Baca Juga: Tafsir Ahkam: Fase-Fase Diharamkannya Khamar, Manfaat dan Mudarat Khamar
Sedangkan menurut Ibnu Jarir al-Thabari – sebagaimana dikutip Ibnu al-Arabi dalam Ahkam al-Qur-an (jilid 3: 587) – ayat ini adalah larangan terhadap perempuan-perempuan merdeka untuk menyerupai cara berpakaian perempuan-perempuan budak ataupun perempuan non-muslim. Hijab berfungsi sebagai cover atau pelindung bagi perempuan sekaligus simbol identitas seorang muslimah.
Tidak hanya sampai di situ, Umar bin Khattab juga berperan dalam sebab-sebab pewahyuan ayat penetapan maqam Ibrahim sebagai tempat shalat, ayat teguran terhadap kecemburuan istri nabi saw dan ayat pengharaman khamar. Karena kecakapannya dalam membedakan hal yang benar dan yang batil ini, Umar dijuluki oleh nabi saw dengan gelar al-faruq (The Life of Muhammad).

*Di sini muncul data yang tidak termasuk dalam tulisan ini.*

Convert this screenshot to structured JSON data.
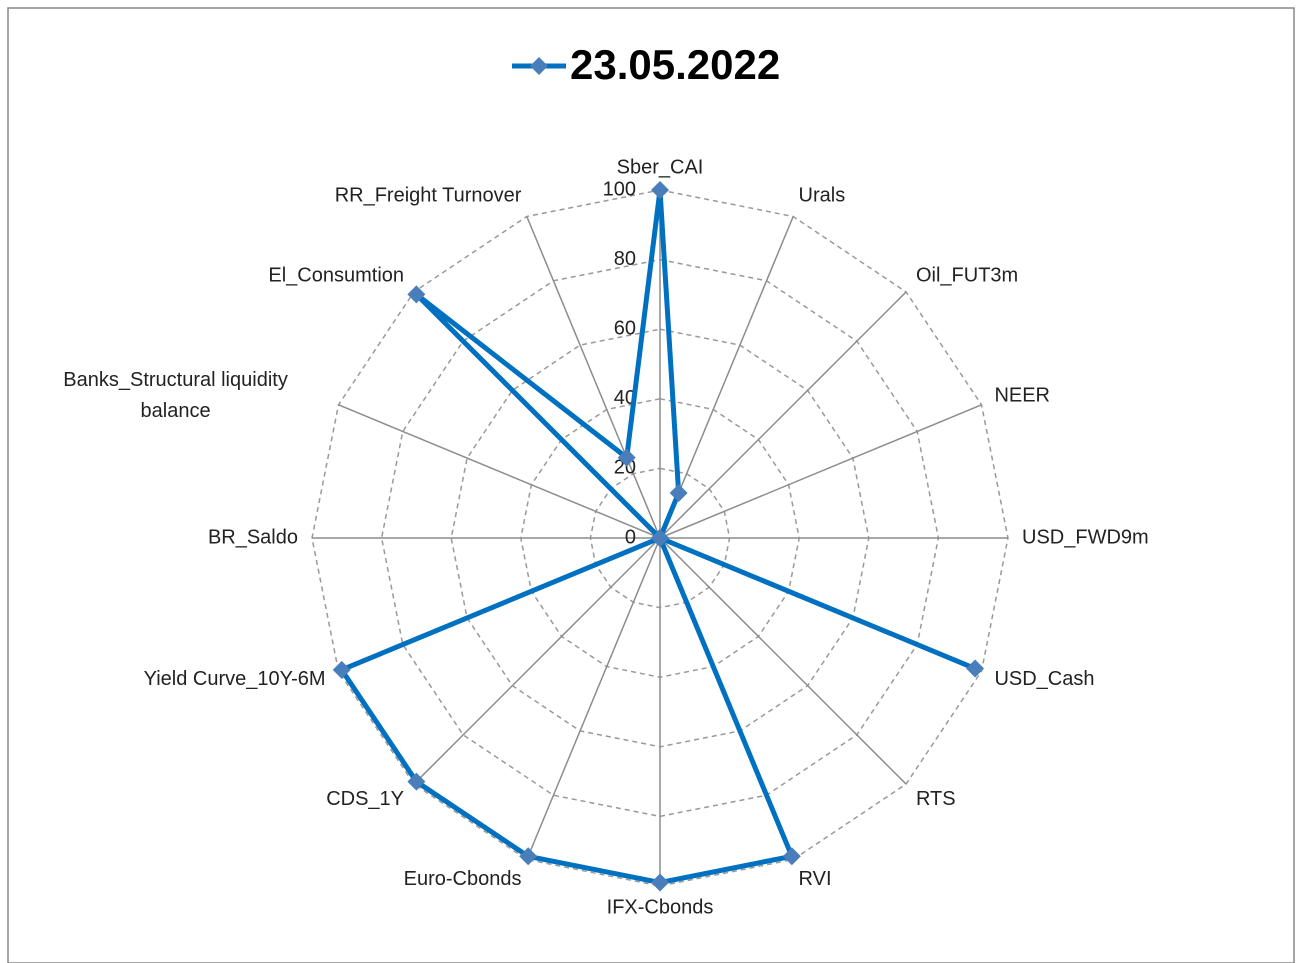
{
  "chart_data": {
    "type": "radar",
    "categories": [
      "Sber_CAI",
      "Urals",
      "Oil_FUT3m",
      "NEER",
      "USD_FWD9m",
      "USD_Cash",
      "RTS",
      "RVI",
      "IFX-Cbonds",
      "Euro-Cbonds",
      "CDS_1Y",
      "Yield Curve_10Y-6M",
      "BR_Saldo",
      "Banks_Structural liquidity balance",
      "El_Consumtion",
      "RR_Freight Turnover"
    ],
    "series": [
      {
        "name": "23.05.2022",
        "color": "#0070c0",
        "marker_color": "#4a7ebb",
        "values": [
          100,
          14,
          0,
          0,
          0,
          98,
          0,
          99,
          99,
          99,
          99,
          99,
          0,
          0,
          99,
          25
        ]
      }
    ],
    "rlim": [
      0,
      100
    ],
    "rticks": [
      0,
      20,
      40,
      60,
      80,
      100
    ],
    "grid": true,
    "legend": "top"
  }
}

Kebiasaan Bangsa Arab dan Ayat Pengharaman Khamar
Sebelum Islam datang, masyarakat Arab sudah akrab dengan minuman beralkohol atau biasa disebut khamar. Bahkan menurut Yusuf Qardhawi – saking akrabnya mereka dengan khamar – dalam bahasa Arab ada sekitar 100 kosa kata berbeda yang merujuk kepada makna minuman beralkohol tersebut. Selain itu, juga terdapat banyak syair Arab yang berisi tentang kecintaan terhadap khamar (History of The Arabs).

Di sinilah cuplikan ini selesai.